Sull’attendibilità di Ciancimino, invece, anche La Licata solleva più di qualche perplessità. Specie quando gli parlava del signor Franco, il fantomatico spione dei servizi segreti e anima nera di quegli anni. E così quando Ciancimino jr gli chiese di inserire nel libro “Don Vito”, pubblicato nel 2010, che il signor Franco era l’ex capo della polizia Gianni De Gennaro, La Licata e l’editore decisero che era meglio non rischiare. Mancavano i riscontri.
“Quando vengono colpite tre importante città italiane – racconta La Licata riferendosi alle stragi in Continente – capiamo che la mafia si sta organizzando per la battaglia con lo Stato, per un conflitto con i vertici dello Stato. Era un fatto politico, non agiva solo la mafia, c’era qualche altro interesse. La direzione investigativa antimafia ipotizzò un colpo di Stato”.

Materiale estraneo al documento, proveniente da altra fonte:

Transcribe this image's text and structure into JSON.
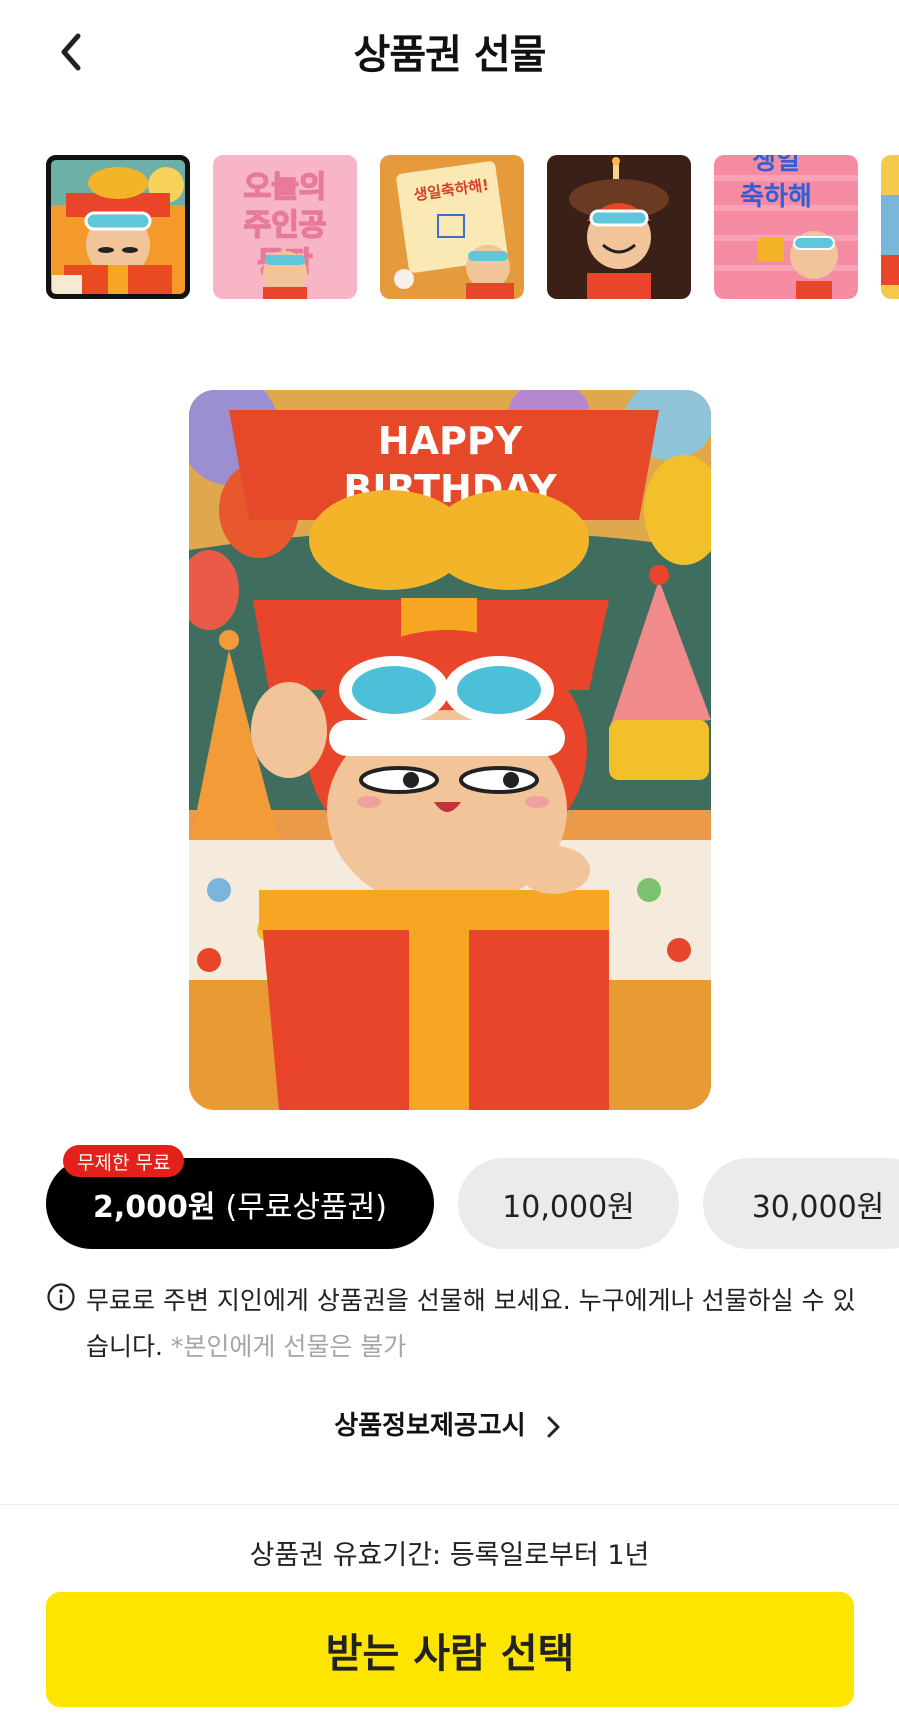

Tra i primi a capire a cosa si andava incontro fu Gabriele Chelazzi, allora vice procuratore nazionale antimafia: “Imboccò la pista del contatto fra Stato e antistato – racconta La Licata che anche di Chelazzi era diventato amico -, in particolare per la questione del 41 bis. Chelazzi andò alla Commissione parlamentare antimafia ma non riuscì a dire tutto quello che voleva, la seduta fu aggiornata ma non lo convocarono mai più. Disse che c’erano argomenti – prosegue il giornalista – che non potevano essere portati avanti dal magistrato, ci voleva il Parlamento. Chelazzi era amareggiato, sapeva che non lo avrebbero fatto andare avanti”.
Ma quali erano i sospetti del magistrato? La Licata li spiega così: “Seguivano una traccia a partire dalle dichiarazioni di Giovanni Brusca che aveva tirato fuori la storia del papello. Il comando generale dell’Arma dei carabinieri disse che non era vero niente”. Ed ancora: “L’intervento della Curia di Trapani in favore dei detenuti al 41 bis. Chelazzi riteneva anomala la costante presenza in Sicilia di Mori (il generale Mario Mori, sotto processo, è l’uomo che, secondo l’accusa, avrebbe condotto la Trattativa, ndr). Non me lo disse chiaramente, ma si aspettava di scoprire qualcosa. Non ricordo in quale periodo, penso a quello che poi noi abbiamo chiamato Trattativa”. La Licata segnala pure quella che definisce “l’anomala sequenza di incontri fra Mori e Giovanni Pepi, il condirettore del Giornale di Sicilia. Chelazzi mi diceva che era come se ci fosse qualcosa in itinere. Io l’ho collegato al fatto che Riina in aula disse che qualora avesse rilasciato un’intervista l’avrebbe fatta con Pepi. Era la prima volta che un mafioso si offriva di rilasciare un’intervista e si sceglieva un intervistatore. Chelazzi non di disse mai che Mori e Pepi stessero facendo la Trattativa, ma c’era questo sospetto”.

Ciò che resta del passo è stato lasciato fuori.